Without mindfulness, your body could be under a lot of stress that it can’t handle. Studies show that anxiety also affects others around you. They feel uncomfortable around a nervous person, and overall nervous as well. Anxiety can make you feel like you want detachment, and want to be alone, but all that equals is your friends and family wanting to comfort you, yet they don’t know how to.
But sometimes you need alone time, and that's okay. When you are mindful, it reminds others to follow your example which leads to a healthy and happy environment.
Another student in that cohort, Aryen Sen, asked a different question. His research can be found below.
How will mindfulness affect me when I do exercise?
Mindful exercise is about engaging all of your senses and physical sensations and keeping your focus on how they are responding to the environment and the exercise.
Exercise is good for practicing mindfulness because your mind doesn’t really have to focus on much else which allows you to be mindful.
Notice how your breathing quickens. Mindfulness can help you understand what you’re doing and what you need to change or improve in your exercise. You can ask yourself these questions while you’re exercising. Does your breathing become more shallow or deeper as you take up a new pace? Can you feel your heart in your chest? How does it sound? Is your body beginning to warm up?
Mindfulness is important because you need to be aware of your surroundings. Noticing your surroundings will most likely prevent you from getting injured. If you’re not concentrated on your exercise, you might not put in as much effort. Also you need to make sure you have a comfortable heart rate and not work too hard or too little.

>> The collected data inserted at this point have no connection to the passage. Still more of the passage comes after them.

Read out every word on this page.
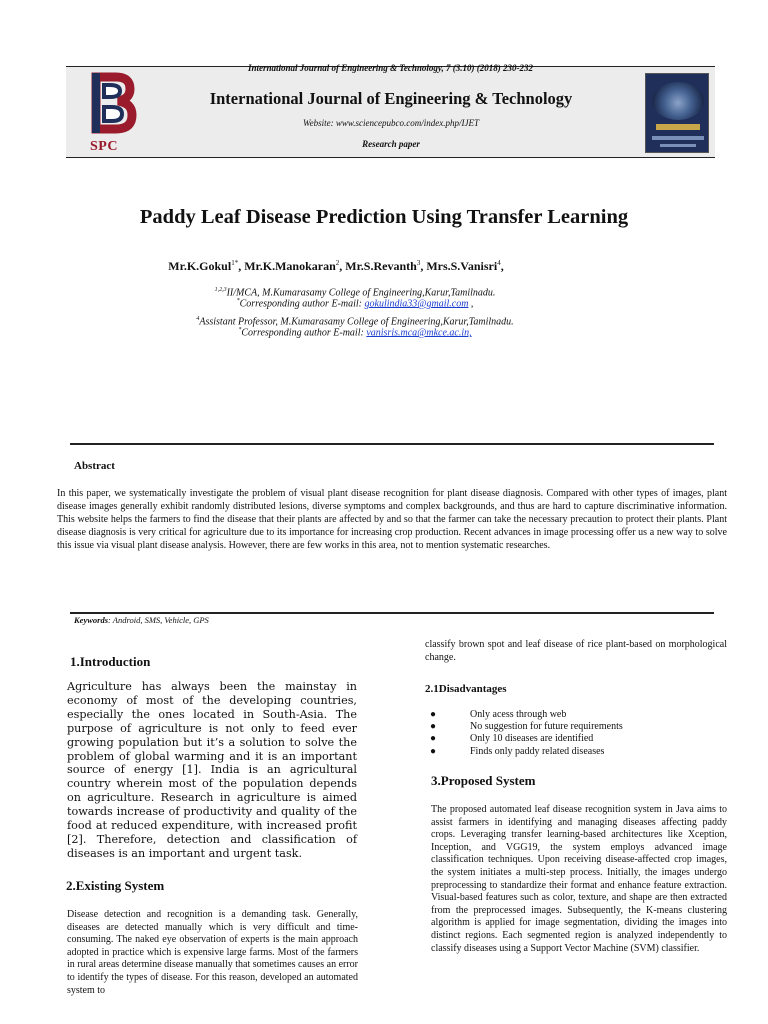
SPC
International Journal of Engineering & Technology, 7 (3.10) (2018) 230-232
International Journal of Engineering & Technology
Website: www.sciencepubco.com/index.php/IJET
Research paper
Paddy Leaf Disease Prediction Using Transfer Learning
Mr.K.Gokul$^{1*}$, Mr.K.Manokaran$^2$, Mr.S.Revanth$^3$, Mrs.S.Vanisri$^4$,
$^{1,2,3}$II/MCA, M.Kumarasamy College of Engineering,Karur,Tamilnadu.
*Corresponding author E-mail: gokulindia33@gmail.com ,
$^4$Assistant Professor, M.Kumarasamy College of Engineering,Karur,Tamilnadu.
*Corresponding author E-mail: vanisris.mca@mkce.ac.in,
Abstract
In this paper, we systematically investigate the problem of visual plant disease recognition for plant disease diagnosis. Compared with other types of images, plant disease images generally exhibit randomly distributed lesions, diverse symptoms and complex backgrounds, and thus are hard to capture discriminative information. This website helps the farmers to find the disease that their plants are affected by and so that the farmer can take the necessary precaution to protect their plants. Plant disease diagnosis is very critical for agriculture due to its importance for increasing crop production. Recent advances in image processing offer us a new way to solve this issue via visual plant disease analysis. However, there are few works in this area, not to mention systematic researches.
Keywords: Android, SMS, Vehicle, GPS
1.Introduction
Agriculture has always been the mainstay in economy of most of the developing countries, especially the ones located in South-Asia. The purpose of agriculture is not only to feed ever growing population but it’s a solution to solve the problem of global warming and it is an important source of energy [1]. India is an agricultural country wherein most of the population depends on agriculture. Research in agriculture is aimed towards increase of productivity and quality of the food at reduced expenditure, with increased profit [2]. Therefore, detection and classification of diseases is an important and urgent task.
2.Existing System
Disease detection and recognition is a demanding task. Generally, diseases are detected manually which is very difficult and time-consuming. The naked eye observation of experts is the main approach adopted in practice which is expensive large farms. Most of the farmers in rural areas determine disease manually that sometimes causes an error to identify the types of disease. For this reason, developed an automated system to
classify brown spot and leaf disease of rice plant-based on morphological change.
2.1Disadvantages
●	Only acess through web
●	No suggestion for future requirements
●	Only 10 diseases are identified
●	Finds only paddy related diseases
3.Proposed System
The proposed automated leaf disease recognition system in Java aims to assist farmers in identifying and managing diseases affecting paddy crops. Leveraging transfer learning-based architectures like Xception, Inception, and VGG19, the system employs advanced image classification techniques. Upon receiving disease-affected crop images, the system initiates a multi-step process. Initially, the images undergo preprocessing to standardize their format and enhance feature extraction. Visual-based features such as color, texture, and shape are then extracted from the preprocessed images. Subsequently, the K-means clustering algorithm is applied for image segmentation, dividing the images into distinct regions. Each segmented region is analyzed independently to classify diseases using a Support Vector Machine (SVM) classifier.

Mindful exercise is best in a calm, soothing environment with little stimulus.
These students really learned something, and Dr. Ken and I truly loved learning from them as well as sharing information with them. The sweetest thing we learned from our work with these children: everyone wants human contact. In our first cohort, a couple of minutes after we had completed the session, we noticed that two kids were still online with us. We asked, “Hey, Esther and Alex, do you need us? Can we help somehow?” The response from both children: “No. I just wanted to hang around.” “I’m just not ready to be done with class.” The third cohort brought us Alex, who sent us the 20-page chapter of a fantasy book he is writing – just to share with us. We were reminded daily that the personal touch we, as teachers bring to our children in the classroom is more necessary than ever during virtual teaching.